Entrainé par son propre Pouvoir formidable,

L’ayant élue sa partenaire dans un jeu de titan,                                                              715

De son vouloir il a fait le maitre de son destin,

De son caprice le dispensateur de son plaisir et de sa douleur;

Il s’est vendu lui-même, se plaçant sous son pouvoir royal,

Pour n’importe quel coup ou faveur qu’elle peut choisir :

Même dans ce qui est souffrance pour nos sens,                                                             720

Il ressent la douceur de son toucher qui maitrise,

Dans chaque expérience découvre ses mains de félicité;

Sur son cœur, il porte le bonheur de son pas

Et la surprise de la joie par son arrivée

Au hasard de chaque évènement et de chaque instant.                                                  725

Tout ce qu’elle peut faire est merveilleux à ses yeux :

Il se délecte en elle, un nageur dans sa mer,

Un amateur inlassable de son délice du monde,

Il se réjouit de chacune de ses pensées et de chacun de ses gestes

Et donne son consentement à tout ce qu’elle peut souhaiter;                                       730

Quoi qu’elle désire, il veut l’être :

L’Esprit, l’innombrable Un,

Il a laissé derrière lui son éternité solitaire,

Il est une naissance sans fin dans le Temps sans fin,


La multitude de son fini dans un Espace infini.                                                              735

Le maitre de l’existence se dissimule en nous

Et joue à cachecache avec sa propre Force;

Dans l’instrument de la Nature flâne Dieu en secret.

L’Immanent vit à l’intérieur de l’homme comme dans sa maison;

Il a fait de l’univers le lieu de son passetemps,                                                                740

Un vaste gymnase de ses activités de puissance.

Omniscient, il accepte notre condition obscurcie,

Divin, revêt les formes de l’animal et de l’homme;

Éternel, il consent au Destin et au Temps,

Immortel, il folâtre avec le fait d’être mortel.                                                                  745

Le « Tout-Conscient » s’est aventuré dans l’Ignorance,

Le « Tout-Bienheureux » supporta d’être insensible.

Incarné dans un monde de conflit et de douleur,

Il enfile la joie et le chagrin comme une robe

Et boit l’expérience comme un vin fortifiant.                                                                 750

Lui, dont la transcendance régit les Immensités fécondes,

Habite maintenant dans nos profondeurs subliminales, prescient,

Un Pouvoir individuel lumineux, seul.

L’Absolu, le Parfait, le Seul

A appelé sa Force muette hors du Silence                                                                       755

Où elle reposait dans le calme sans visage et sans forme,

Protégeant du Temps par son sommeil immobile

La puissance ineffable de sa solitude.

L’Absolu, le Parfait, le Seul

Est entré avec son silence dans l’espace :                                                                        760

Il a façonné ces personnalités innombrables d’un unique moi;

Il a bâti un million de formes de son pouvoir;


Il vit en elles toutes, lui qui vivait seul dans son Immensité;

L’Espace est lui-même et le Temps n’est que lui.
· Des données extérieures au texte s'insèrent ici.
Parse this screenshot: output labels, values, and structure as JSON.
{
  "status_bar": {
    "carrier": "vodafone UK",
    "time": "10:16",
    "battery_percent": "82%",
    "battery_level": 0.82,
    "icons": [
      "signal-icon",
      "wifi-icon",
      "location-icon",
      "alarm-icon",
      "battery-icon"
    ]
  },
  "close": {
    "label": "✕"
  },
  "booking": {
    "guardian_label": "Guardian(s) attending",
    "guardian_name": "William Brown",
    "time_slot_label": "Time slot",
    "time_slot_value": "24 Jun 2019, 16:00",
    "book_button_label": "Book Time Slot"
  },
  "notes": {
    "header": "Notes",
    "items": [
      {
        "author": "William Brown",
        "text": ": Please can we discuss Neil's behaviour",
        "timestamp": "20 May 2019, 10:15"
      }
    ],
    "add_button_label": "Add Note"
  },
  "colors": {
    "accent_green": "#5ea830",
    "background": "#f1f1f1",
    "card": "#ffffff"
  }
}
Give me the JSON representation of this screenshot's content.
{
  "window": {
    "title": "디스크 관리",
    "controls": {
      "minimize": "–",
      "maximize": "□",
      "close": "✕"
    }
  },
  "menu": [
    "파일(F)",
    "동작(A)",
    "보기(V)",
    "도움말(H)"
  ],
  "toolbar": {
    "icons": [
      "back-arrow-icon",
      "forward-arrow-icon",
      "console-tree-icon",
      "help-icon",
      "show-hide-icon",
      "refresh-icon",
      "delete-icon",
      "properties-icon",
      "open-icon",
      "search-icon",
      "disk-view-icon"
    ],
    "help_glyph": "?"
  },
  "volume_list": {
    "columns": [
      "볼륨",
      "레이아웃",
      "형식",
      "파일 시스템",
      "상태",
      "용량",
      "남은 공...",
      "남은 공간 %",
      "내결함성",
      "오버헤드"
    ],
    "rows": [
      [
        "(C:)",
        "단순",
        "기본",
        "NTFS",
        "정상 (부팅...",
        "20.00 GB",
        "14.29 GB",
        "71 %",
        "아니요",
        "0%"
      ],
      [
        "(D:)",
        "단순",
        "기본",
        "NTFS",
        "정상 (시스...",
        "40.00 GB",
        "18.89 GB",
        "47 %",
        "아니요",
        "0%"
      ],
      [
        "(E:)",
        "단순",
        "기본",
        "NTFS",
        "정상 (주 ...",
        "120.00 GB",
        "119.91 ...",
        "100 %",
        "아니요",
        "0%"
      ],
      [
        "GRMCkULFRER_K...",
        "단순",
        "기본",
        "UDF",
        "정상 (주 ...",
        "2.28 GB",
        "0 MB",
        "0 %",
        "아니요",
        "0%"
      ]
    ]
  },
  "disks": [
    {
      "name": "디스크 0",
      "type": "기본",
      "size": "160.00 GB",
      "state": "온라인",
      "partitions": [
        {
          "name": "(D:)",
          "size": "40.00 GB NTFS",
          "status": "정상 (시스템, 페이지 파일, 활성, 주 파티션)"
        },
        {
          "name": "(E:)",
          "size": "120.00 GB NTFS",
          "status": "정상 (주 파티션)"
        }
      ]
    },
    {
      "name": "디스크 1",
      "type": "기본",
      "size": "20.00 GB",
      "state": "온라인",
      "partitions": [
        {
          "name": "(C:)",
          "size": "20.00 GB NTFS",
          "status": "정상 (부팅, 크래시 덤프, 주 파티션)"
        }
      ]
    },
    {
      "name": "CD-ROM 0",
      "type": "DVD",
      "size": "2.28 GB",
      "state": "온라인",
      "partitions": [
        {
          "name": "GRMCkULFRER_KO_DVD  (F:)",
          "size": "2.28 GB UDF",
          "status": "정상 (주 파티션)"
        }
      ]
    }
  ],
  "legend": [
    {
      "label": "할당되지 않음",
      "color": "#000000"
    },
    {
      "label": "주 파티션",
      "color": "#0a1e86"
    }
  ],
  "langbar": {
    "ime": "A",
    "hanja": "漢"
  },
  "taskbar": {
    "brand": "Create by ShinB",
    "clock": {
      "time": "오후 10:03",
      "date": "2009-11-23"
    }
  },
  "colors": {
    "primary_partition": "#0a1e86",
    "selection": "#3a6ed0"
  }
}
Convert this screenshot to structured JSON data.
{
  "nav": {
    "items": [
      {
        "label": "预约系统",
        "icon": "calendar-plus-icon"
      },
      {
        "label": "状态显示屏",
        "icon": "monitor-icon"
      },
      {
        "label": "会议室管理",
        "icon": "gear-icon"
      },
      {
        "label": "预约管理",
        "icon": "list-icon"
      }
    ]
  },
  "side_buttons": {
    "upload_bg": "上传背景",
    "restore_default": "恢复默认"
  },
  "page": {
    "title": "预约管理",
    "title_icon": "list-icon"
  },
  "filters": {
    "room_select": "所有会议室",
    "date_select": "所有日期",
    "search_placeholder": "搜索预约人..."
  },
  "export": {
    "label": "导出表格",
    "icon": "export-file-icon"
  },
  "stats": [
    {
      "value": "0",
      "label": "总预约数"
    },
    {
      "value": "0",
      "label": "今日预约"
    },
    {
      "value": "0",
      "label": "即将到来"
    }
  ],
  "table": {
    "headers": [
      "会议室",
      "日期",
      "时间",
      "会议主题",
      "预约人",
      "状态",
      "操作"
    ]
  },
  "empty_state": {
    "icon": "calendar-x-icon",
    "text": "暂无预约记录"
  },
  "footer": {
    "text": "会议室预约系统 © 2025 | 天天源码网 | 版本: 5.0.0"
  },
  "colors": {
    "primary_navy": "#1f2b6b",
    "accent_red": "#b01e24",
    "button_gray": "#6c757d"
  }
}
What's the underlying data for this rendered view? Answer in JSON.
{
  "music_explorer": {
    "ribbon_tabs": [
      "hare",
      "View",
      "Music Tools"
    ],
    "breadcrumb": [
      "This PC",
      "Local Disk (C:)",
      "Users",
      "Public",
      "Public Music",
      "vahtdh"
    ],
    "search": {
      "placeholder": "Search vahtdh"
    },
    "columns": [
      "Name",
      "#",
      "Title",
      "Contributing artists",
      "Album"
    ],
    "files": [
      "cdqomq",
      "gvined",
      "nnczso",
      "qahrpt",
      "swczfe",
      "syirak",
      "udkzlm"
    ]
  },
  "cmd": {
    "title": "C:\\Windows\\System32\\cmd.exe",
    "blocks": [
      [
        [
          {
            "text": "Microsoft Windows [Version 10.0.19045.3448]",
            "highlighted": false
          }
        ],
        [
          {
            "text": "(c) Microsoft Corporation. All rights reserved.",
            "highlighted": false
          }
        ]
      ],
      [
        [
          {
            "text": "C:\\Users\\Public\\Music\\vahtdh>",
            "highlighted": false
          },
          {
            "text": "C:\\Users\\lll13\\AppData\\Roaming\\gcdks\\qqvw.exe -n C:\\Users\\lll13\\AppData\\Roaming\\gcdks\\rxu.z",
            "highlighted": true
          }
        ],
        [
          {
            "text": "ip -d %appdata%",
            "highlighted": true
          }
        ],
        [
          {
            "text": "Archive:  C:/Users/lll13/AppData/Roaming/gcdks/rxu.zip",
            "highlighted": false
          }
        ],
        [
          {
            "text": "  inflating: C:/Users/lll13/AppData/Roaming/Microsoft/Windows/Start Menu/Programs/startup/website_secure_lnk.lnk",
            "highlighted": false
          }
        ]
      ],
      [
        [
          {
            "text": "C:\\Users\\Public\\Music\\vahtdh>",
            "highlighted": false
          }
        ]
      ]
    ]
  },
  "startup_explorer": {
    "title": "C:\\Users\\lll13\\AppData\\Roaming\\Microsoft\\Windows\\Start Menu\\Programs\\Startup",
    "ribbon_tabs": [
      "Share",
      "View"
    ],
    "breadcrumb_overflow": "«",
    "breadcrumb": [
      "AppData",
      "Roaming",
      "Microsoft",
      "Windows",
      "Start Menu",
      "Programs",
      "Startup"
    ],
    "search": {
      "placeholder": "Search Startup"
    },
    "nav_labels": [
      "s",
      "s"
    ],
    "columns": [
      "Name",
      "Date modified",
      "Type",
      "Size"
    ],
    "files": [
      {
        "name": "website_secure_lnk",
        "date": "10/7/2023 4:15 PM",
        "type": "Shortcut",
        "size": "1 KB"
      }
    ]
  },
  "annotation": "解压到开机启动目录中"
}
L’Absolu, le Parfait, l’Intangible,                                                                                        765

Un qui est en nous comme notre moi secret,

A assumé notre masque d’imperfection,

Il a fait sa demeure de cette habitation de chair,

A coulé son image dans la mesure humaine

Afin qu’à sa mesure divine nous puissions nous élever;                                                770

Alors, dans une forme de divinité,

Le Créateur nous refondra et il imposera

Un projet de divinité au moule du mortel,

Soulevant notre mental fini vers son infini,

Touchant le moment avec l’éternité.                                                                                 775

Cette transfiguration est la redevance que la terre doit au ciel :

Une dette réciproque unit l’homme au Suprême :

Nous devons revêtir sa nature comme il a revêtu la nôtre;

Nous sommes fils de Dieu et devons être semblables à lui :

Sa fraction humaine, nous devons devenir divins.                                                         780

Notre vie est un paradoxe dont Dieu est la clef.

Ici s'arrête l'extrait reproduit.